The police chief of Austin Texas has become annoyed at pseudonymous bloggers and commenters, and plans to investigate, seek search warrants subpoenas, or sue for libel if this asshatery does not stop now.
The chief says:
“A lot of my people feel it is time to take these people on,” Acevedo said. “They understand the damage to the organization, and quite frankly, when people are willfully misleading and lying, they are pretty much cowards anyway because they are doing so under the cloak of anonymity.”
It is suspected that some of the nastiness is coming from departmental employees.
Last month, the chief got a twitter site shut down because it was pretending to be the police.
The situation in Austin is a little confusing because there is more than one thing going on at the same time.
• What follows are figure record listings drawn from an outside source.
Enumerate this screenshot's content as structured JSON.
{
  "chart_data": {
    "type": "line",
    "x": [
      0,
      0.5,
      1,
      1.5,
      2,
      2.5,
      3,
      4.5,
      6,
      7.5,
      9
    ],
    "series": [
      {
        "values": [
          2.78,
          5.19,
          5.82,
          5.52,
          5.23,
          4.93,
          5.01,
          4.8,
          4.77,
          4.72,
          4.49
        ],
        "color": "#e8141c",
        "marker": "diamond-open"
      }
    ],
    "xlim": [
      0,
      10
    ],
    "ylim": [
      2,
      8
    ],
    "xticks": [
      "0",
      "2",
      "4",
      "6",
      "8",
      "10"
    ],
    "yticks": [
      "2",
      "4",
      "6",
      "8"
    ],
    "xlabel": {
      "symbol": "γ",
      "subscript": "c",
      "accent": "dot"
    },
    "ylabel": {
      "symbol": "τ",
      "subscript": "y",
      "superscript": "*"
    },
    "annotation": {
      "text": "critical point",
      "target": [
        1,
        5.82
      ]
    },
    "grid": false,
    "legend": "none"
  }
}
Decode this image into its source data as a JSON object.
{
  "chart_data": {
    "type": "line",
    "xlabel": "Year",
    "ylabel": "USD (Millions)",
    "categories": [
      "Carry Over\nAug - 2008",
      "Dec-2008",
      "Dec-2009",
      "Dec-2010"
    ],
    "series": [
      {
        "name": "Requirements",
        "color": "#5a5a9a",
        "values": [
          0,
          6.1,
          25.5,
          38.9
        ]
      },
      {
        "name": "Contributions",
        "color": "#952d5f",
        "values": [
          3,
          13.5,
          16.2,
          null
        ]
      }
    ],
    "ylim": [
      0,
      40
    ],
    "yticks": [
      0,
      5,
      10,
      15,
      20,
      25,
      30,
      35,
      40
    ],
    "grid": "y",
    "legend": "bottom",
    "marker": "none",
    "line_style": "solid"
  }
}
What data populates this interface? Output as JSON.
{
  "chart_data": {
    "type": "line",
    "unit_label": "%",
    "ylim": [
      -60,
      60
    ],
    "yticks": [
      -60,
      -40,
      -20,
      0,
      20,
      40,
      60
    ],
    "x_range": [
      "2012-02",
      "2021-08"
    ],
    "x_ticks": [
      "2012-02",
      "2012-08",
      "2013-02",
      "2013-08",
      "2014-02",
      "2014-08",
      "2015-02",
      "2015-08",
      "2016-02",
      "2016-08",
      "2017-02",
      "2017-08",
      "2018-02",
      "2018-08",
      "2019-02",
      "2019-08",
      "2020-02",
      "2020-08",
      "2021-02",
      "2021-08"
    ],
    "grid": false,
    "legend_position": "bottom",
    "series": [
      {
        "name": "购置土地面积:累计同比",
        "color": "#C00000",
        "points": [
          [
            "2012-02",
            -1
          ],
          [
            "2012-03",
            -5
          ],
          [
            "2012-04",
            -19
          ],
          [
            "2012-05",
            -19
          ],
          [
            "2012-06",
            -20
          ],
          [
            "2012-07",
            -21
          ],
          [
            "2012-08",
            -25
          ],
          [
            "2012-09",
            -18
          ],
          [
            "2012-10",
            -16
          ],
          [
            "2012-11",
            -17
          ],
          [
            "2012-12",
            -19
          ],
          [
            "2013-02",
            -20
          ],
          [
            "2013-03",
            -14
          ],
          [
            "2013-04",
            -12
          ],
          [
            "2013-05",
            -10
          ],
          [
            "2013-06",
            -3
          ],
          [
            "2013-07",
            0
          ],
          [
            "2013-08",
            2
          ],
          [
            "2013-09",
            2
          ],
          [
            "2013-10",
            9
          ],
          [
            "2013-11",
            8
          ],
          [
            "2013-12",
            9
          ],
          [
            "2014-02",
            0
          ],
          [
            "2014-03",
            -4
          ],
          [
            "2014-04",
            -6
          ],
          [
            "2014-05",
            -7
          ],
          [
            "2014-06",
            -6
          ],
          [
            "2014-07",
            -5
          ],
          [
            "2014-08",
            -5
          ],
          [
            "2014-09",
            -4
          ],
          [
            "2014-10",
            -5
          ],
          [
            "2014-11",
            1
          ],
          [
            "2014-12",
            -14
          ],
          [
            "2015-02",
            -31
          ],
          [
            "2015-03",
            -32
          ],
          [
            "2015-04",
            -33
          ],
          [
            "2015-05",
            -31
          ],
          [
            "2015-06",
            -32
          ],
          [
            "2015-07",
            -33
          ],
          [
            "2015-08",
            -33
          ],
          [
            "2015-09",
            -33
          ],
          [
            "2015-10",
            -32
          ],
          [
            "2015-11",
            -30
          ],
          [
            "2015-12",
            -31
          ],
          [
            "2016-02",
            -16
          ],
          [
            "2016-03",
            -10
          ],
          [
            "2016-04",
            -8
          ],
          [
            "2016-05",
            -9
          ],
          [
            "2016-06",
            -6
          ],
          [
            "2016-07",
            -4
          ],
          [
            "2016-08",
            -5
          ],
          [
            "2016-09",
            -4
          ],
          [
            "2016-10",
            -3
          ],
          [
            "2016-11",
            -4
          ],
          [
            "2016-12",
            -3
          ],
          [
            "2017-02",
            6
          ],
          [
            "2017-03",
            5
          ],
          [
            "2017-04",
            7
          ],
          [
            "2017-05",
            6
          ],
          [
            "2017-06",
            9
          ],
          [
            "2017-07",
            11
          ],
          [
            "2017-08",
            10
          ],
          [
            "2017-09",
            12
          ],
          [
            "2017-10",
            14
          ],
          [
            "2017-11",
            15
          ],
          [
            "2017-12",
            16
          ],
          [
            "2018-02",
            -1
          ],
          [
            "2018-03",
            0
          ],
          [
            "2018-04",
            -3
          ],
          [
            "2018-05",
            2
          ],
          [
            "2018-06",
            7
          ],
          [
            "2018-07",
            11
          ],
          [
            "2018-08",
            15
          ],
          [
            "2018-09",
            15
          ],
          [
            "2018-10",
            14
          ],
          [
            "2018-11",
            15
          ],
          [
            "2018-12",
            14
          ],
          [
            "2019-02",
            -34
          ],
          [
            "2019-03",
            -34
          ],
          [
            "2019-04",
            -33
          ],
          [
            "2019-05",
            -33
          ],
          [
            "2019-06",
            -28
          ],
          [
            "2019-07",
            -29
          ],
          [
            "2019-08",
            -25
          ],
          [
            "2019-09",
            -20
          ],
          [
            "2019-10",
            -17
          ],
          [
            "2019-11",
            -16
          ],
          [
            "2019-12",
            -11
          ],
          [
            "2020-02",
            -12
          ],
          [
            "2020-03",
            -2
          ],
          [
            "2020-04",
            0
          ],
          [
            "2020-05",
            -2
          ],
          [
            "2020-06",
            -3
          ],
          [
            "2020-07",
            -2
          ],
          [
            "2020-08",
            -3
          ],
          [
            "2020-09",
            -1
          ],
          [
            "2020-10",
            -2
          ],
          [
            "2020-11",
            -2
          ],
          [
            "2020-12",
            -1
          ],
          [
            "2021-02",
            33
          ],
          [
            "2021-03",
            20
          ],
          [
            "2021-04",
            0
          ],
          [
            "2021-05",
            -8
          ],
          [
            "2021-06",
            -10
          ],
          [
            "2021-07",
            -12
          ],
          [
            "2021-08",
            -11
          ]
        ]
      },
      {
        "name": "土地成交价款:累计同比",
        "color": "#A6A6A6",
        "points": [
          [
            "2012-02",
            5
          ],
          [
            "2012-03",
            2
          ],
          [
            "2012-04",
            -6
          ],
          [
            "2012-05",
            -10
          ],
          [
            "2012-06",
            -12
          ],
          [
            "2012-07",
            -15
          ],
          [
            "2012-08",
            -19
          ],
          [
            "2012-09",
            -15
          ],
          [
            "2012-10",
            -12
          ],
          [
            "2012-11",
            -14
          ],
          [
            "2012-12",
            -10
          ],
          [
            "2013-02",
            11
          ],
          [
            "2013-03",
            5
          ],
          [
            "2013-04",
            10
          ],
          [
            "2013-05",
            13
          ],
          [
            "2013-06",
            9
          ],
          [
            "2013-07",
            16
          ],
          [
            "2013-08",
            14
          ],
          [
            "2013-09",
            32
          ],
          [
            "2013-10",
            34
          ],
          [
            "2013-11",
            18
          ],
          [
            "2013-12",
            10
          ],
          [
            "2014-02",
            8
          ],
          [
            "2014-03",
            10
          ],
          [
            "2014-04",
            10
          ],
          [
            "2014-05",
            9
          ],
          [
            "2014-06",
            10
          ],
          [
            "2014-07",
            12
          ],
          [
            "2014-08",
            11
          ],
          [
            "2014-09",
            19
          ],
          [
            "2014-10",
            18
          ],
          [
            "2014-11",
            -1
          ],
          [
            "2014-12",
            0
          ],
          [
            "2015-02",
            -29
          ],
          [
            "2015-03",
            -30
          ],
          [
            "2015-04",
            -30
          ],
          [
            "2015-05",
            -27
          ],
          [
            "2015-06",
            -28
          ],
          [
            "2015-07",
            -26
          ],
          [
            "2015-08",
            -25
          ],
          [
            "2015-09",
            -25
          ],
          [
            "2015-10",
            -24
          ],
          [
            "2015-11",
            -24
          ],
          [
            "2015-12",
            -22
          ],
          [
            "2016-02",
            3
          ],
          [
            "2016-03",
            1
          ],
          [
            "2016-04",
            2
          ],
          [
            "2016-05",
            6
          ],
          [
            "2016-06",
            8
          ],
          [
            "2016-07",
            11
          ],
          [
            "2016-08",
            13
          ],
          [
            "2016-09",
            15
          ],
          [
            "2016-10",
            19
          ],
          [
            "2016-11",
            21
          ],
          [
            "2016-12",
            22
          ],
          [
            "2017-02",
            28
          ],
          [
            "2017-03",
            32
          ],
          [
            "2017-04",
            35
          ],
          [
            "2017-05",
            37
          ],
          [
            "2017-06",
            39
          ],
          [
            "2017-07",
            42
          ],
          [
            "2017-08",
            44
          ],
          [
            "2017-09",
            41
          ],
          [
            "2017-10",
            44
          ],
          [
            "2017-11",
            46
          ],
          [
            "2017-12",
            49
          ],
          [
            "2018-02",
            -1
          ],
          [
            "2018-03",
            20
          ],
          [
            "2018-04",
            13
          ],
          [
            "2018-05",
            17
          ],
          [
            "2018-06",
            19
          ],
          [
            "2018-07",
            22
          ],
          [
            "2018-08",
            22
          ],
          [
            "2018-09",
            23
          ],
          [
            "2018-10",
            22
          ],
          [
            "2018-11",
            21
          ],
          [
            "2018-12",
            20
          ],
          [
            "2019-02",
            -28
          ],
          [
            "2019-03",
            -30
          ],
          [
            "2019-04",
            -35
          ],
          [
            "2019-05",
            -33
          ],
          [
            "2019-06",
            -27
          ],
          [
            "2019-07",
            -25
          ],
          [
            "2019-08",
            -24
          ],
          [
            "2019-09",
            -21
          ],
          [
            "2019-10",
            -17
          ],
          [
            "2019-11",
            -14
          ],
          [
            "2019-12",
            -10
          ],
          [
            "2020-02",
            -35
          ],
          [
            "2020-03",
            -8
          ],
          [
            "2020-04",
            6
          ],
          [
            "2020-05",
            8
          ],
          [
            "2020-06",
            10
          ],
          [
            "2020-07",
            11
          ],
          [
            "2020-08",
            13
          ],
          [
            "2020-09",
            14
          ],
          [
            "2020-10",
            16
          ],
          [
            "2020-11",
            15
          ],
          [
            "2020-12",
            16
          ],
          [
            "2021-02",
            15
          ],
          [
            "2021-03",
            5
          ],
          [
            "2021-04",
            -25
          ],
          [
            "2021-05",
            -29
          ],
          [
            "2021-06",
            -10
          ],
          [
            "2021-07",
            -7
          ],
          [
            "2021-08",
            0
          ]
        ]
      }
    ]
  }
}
Apparently:
1) Allegations, some of which are very likely libelous, are being made.
2) Nasty things that are probably not libelous or otherwise against civil or criminal law are being said.
3) Some of the pseudonyms are “official” looking and seem to be impersonating individual police or departmental units, as in the twitter case.
4) Some of the pseudonyms seem to be combining numbers 1 and 3 … people are using the names of higher ups in the police department to make potentially libelous accusations.
Of course, the fact that there are distinctly different things going on has already been lost on those reporting it. It seems from the reports that this is all about pseudonymous commenters and bloggers, generally, and that they are ruining it for everyone in Austin and are all in deep trouble.
But we should not be surprised at all that the press and consumers of the press conflate these issues. Even some of the top pseudonymous bloggers who are out there busily defending pseudonymousness can’t seem to avoid conflating opinions and statements that people are making, taking any use of the word “pseudonym” as an anti-pseudonymous act regardless of what is actually being said, if the term is uttered by someone they have classified as “against” them. If that is the best those involved in the discussion of pseudonymity can do, we can’t expect much more from the Austin, Texas police, can we?